When I first looked at these white boards, I had pretty much the same reaction Chris did: I didn't know what to do with them. There were lots of interesting ideas on them and I could probably make some random statements about some individual students' ideas about energy, but I was not able to get any coherent impression of them that would help me figure out what to do next if this were my class.
ReplyDeleteThen when I read Rachel's response in which she gave up on inquiry and just told Chris what she thought, I thought it was brilliant. Rachel was able to pull all this input together in a coherent way with concrete implications for what to focus on in class (but not how to go about it). I doubt it was conscious, but Rachel was actually using a very particular strategy to analyze these whiteboards, a strategy that did not occur to Chris or me: She started with her list of what she wants students to learn about energy (makes stuff happen, moves, transforms, conserved), and then searched the whiteboards for evidence of these things, noting which were present and which were absent. So maybe what Chris needs (and I agree with Hunter that it's not more activities) is explicit instruction/guidance in how to employ this strategy, so that next time she uses whiteboards and Rachel's not there, she can figure out what to do with the input she receives from them. Rachel "telling" her what she thought was helpful in terms of modeling her own thinking process and helping Chris feel related to, but maybe it needed an additional step of helping Chris figure out how to engage in this thinking process for herself.

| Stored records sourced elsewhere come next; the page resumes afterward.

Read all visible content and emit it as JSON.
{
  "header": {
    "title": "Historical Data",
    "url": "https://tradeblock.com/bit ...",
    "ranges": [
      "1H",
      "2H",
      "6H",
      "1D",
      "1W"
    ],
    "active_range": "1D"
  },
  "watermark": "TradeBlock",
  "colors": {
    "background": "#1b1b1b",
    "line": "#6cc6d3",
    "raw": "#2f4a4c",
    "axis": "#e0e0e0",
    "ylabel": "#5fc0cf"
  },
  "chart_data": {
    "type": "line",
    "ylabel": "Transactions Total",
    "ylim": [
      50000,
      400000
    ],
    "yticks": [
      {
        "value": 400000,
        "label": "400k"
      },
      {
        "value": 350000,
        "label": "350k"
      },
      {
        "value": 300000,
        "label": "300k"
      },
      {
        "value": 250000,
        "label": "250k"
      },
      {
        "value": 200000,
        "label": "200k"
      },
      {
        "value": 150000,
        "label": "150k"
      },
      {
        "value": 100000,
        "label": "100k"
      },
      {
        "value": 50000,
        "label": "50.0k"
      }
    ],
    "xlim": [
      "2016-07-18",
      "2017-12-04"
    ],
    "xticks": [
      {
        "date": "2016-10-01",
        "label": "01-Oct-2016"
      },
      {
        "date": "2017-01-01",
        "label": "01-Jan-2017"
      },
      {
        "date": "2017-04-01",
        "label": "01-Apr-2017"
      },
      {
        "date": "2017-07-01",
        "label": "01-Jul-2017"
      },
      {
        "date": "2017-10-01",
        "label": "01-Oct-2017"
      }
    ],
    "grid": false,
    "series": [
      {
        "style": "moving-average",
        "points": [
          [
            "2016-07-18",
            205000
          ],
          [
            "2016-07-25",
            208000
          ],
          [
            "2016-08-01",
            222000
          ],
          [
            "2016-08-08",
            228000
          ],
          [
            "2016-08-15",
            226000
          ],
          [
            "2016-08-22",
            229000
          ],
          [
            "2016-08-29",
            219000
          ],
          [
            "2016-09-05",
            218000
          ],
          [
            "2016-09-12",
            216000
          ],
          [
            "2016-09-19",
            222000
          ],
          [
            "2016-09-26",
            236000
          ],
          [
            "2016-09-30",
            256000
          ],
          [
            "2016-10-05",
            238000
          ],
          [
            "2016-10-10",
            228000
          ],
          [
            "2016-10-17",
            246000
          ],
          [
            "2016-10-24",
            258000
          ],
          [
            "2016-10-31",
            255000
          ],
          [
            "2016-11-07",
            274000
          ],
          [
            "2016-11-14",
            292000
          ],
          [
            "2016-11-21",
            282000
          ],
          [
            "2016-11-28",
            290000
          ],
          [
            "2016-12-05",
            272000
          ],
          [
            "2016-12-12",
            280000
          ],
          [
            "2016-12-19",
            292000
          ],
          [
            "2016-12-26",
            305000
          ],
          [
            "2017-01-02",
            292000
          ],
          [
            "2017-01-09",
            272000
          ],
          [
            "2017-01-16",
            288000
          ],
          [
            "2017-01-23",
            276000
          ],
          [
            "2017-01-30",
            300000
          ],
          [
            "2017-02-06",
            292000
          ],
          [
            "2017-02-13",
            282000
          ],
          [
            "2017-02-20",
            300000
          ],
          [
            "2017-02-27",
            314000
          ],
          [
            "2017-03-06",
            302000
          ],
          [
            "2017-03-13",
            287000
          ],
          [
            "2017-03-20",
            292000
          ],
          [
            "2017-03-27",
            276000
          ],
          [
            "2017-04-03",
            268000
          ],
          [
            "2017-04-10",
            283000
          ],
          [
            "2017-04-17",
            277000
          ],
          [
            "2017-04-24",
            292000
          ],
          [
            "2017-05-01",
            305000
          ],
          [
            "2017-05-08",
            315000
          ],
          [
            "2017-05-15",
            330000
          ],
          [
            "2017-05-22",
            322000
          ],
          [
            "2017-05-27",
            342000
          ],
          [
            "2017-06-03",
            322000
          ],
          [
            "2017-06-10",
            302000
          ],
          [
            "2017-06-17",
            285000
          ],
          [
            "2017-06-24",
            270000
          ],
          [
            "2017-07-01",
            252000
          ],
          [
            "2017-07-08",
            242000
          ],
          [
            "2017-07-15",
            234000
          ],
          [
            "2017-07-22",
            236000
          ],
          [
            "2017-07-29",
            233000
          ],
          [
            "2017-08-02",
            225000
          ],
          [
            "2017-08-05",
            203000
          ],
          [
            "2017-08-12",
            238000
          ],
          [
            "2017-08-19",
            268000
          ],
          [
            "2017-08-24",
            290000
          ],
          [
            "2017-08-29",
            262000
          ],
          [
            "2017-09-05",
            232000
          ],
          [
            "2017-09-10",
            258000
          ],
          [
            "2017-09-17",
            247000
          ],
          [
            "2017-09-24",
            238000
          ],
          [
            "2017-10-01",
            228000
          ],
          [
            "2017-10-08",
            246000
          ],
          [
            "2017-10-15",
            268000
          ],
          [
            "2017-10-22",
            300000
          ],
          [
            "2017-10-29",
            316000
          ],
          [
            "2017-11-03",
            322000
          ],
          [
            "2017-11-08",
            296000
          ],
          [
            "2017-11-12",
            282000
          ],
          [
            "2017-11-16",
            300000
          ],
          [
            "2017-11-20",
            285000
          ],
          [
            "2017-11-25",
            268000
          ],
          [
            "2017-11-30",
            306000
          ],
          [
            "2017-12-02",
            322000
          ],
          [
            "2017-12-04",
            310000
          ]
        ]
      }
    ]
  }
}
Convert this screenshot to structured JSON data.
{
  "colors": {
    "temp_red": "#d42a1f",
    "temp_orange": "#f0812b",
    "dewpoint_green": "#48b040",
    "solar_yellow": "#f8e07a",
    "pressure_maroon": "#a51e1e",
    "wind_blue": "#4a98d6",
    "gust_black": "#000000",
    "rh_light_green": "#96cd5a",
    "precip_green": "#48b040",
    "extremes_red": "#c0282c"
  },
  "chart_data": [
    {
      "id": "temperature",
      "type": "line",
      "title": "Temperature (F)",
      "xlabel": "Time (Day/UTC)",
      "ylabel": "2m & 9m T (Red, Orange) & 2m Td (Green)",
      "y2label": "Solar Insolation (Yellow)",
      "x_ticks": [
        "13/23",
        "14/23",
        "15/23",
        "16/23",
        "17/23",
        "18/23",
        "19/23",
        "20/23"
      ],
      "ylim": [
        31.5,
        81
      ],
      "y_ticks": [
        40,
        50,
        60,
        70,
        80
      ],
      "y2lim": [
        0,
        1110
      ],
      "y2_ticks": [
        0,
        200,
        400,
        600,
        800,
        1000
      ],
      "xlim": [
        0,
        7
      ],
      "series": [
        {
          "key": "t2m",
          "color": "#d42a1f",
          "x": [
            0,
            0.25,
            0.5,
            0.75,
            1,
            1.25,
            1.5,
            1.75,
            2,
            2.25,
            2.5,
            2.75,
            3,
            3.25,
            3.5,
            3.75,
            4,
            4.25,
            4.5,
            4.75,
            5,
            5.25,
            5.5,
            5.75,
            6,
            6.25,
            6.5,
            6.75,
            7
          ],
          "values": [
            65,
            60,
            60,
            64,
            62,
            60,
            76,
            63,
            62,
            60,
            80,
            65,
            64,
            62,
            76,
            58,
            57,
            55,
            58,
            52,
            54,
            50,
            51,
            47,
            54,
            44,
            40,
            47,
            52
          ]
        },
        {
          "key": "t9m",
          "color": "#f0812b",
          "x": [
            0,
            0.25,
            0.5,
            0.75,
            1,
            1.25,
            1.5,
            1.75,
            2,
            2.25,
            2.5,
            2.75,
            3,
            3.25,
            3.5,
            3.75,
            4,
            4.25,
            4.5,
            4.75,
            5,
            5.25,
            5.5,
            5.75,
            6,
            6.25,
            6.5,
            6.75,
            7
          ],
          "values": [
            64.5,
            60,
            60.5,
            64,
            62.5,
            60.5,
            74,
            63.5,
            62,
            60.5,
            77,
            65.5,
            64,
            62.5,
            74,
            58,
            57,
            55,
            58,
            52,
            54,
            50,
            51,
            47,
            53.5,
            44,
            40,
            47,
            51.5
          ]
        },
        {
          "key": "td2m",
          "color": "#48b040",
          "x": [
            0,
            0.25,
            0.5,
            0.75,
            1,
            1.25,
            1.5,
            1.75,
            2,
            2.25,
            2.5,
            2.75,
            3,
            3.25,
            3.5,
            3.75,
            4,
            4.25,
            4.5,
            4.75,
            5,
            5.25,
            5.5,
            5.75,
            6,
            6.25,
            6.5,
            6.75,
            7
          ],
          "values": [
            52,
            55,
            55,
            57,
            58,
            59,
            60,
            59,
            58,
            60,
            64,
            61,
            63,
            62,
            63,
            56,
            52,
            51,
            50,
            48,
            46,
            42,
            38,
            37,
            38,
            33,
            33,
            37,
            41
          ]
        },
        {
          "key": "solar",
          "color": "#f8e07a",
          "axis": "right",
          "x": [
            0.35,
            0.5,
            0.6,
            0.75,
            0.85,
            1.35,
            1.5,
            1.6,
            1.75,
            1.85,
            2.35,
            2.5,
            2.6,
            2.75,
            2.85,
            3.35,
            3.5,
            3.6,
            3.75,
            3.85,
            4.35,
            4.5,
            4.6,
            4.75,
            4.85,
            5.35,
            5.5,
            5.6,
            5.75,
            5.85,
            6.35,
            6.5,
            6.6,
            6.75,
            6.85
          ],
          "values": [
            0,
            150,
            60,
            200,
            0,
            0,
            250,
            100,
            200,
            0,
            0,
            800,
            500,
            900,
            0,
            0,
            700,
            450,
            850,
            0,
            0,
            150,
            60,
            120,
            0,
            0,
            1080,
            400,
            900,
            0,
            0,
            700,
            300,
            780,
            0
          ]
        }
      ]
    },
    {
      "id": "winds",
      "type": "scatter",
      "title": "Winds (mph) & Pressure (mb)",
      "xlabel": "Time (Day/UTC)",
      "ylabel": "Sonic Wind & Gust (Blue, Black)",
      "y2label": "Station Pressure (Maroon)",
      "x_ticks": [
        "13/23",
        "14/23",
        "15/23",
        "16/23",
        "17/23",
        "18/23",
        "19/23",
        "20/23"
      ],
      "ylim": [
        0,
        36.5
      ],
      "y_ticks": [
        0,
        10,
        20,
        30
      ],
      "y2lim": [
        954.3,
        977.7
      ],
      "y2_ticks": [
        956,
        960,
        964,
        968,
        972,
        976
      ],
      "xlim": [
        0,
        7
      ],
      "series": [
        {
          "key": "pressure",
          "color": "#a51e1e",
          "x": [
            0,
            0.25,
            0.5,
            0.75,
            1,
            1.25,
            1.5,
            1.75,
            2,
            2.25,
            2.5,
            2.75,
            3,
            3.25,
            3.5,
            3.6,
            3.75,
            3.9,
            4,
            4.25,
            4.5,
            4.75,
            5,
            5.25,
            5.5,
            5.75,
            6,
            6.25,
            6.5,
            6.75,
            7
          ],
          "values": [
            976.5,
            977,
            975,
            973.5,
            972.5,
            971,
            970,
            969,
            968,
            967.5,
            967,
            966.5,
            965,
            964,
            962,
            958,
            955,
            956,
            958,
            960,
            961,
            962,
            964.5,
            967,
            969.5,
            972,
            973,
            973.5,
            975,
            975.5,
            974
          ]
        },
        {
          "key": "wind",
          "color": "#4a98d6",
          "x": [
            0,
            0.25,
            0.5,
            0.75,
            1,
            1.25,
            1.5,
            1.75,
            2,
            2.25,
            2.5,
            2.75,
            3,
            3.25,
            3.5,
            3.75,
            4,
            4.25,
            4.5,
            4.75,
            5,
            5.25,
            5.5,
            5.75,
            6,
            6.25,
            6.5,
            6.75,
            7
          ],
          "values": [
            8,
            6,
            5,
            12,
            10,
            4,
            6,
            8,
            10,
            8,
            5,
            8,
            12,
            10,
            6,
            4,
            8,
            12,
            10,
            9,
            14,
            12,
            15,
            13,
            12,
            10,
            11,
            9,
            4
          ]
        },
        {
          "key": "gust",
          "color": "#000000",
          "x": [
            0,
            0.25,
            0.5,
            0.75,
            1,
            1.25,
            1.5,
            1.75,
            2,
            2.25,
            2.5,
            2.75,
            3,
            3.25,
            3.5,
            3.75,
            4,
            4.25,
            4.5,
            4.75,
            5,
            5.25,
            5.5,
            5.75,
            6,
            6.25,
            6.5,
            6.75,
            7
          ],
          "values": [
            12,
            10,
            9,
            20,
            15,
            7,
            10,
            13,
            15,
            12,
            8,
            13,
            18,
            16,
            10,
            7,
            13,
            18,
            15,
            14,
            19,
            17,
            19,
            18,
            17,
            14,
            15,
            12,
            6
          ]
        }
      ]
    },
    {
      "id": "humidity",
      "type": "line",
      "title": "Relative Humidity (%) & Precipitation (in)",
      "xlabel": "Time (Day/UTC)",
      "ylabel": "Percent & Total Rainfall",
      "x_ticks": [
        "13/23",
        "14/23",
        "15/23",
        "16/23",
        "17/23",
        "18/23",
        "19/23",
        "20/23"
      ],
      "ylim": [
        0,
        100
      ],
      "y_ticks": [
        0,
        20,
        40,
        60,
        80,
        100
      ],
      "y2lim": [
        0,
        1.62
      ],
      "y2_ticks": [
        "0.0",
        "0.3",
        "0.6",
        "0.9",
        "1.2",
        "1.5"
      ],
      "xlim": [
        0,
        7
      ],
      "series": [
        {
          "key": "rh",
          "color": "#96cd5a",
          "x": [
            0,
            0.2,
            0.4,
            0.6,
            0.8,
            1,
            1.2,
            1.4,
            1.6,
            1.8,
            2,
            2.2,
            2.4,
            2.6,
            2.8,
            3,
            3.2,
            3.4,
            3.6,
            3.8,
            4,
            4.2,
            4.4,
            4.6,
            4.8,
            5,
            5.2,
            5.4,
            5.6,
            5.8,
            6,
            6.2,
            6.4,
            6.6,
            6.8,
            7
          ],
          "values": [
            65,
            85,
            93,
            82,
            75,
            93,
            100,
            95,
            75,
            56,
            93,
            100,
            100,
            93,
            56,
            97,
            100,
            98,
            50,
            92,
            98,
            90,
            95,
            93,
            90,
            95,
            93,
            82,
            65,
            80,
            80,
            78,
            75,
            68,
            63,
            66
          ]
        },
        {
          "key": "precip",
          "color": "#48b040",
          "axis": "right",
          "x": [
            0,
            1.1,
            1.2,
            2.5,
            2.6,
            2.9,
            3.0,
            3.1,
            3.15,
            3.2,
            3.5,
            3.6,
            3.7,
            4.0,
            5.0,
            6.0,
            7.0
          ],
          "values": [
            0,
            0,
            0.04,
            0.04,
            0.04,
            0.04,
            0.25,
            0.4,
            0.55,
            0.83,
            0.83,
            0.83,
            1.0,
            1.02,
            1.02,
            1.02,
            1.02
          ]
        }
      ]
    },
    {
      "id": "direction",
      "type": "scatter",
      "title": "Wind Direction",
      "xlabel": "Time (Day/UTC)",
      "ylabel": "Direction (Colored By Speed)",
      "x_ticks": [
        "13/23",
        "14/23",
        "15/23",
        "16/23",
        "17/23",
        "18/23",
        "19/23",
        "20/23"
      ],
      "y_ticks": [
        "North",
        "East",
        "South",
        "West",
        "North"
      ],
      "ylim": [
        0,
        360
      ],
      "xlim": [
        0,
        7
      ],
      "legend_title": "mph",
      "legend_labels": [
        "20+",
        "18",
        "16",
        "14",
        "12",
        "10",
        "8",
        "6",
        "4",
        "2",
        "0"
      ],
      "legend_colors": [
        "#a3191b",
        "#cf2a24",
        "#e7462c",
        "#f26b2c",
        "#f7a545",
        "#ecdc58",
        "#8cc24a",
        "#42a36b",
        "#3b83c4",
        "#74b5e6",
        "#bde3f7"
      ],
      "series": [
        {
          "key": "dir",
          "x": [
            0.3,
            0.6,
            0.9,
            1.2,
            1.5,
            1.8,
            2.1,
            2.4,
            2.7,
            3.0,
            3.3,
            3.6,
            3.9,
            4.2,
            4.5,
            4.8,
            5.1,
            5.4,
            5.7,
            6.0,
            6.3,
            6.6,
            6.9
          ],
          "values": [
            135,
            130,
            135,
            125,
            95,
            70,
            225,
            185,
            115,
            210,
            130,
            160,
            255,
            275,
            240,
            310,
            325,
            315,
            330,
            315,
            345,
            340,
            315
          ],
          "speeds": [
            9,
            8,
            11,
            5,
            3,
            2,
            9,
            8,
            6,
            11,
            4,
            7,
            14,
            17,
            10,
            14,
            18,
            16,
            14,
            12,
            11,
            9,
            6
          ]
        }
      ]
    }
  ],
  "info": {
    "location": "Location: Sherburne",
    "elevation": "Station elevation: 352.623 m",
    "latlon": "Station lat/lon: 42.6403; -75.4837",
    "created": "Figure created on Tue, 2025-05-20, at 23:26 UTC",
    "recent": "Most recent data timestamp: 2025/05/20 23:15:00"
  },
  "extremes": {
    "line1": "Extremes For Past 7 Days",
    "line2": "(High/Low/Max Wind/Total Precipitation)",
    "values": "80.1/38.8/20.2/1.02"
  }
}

I'm imagining using the whiteboards as material for a future evening session. Do you think a sequence like this would work?
ReplyDelete1. make a handout with all the whiteboard photos
2. teachers discuss them in groups and share what they observe. They might be mystified like Chris and Sam were.
3. I display, or ask them to come up with, a few learning targets for energy
4. They look at the white boards again with those targets in mind and see what they can find
5. I tell them what I see.
Thoughts?
I like it, but 3 could turn into a whole class session on its own. Also, it would be important to keep the option open of going somewhere different with it if teachers came up with something else interesting in 2 rather than just being mystified.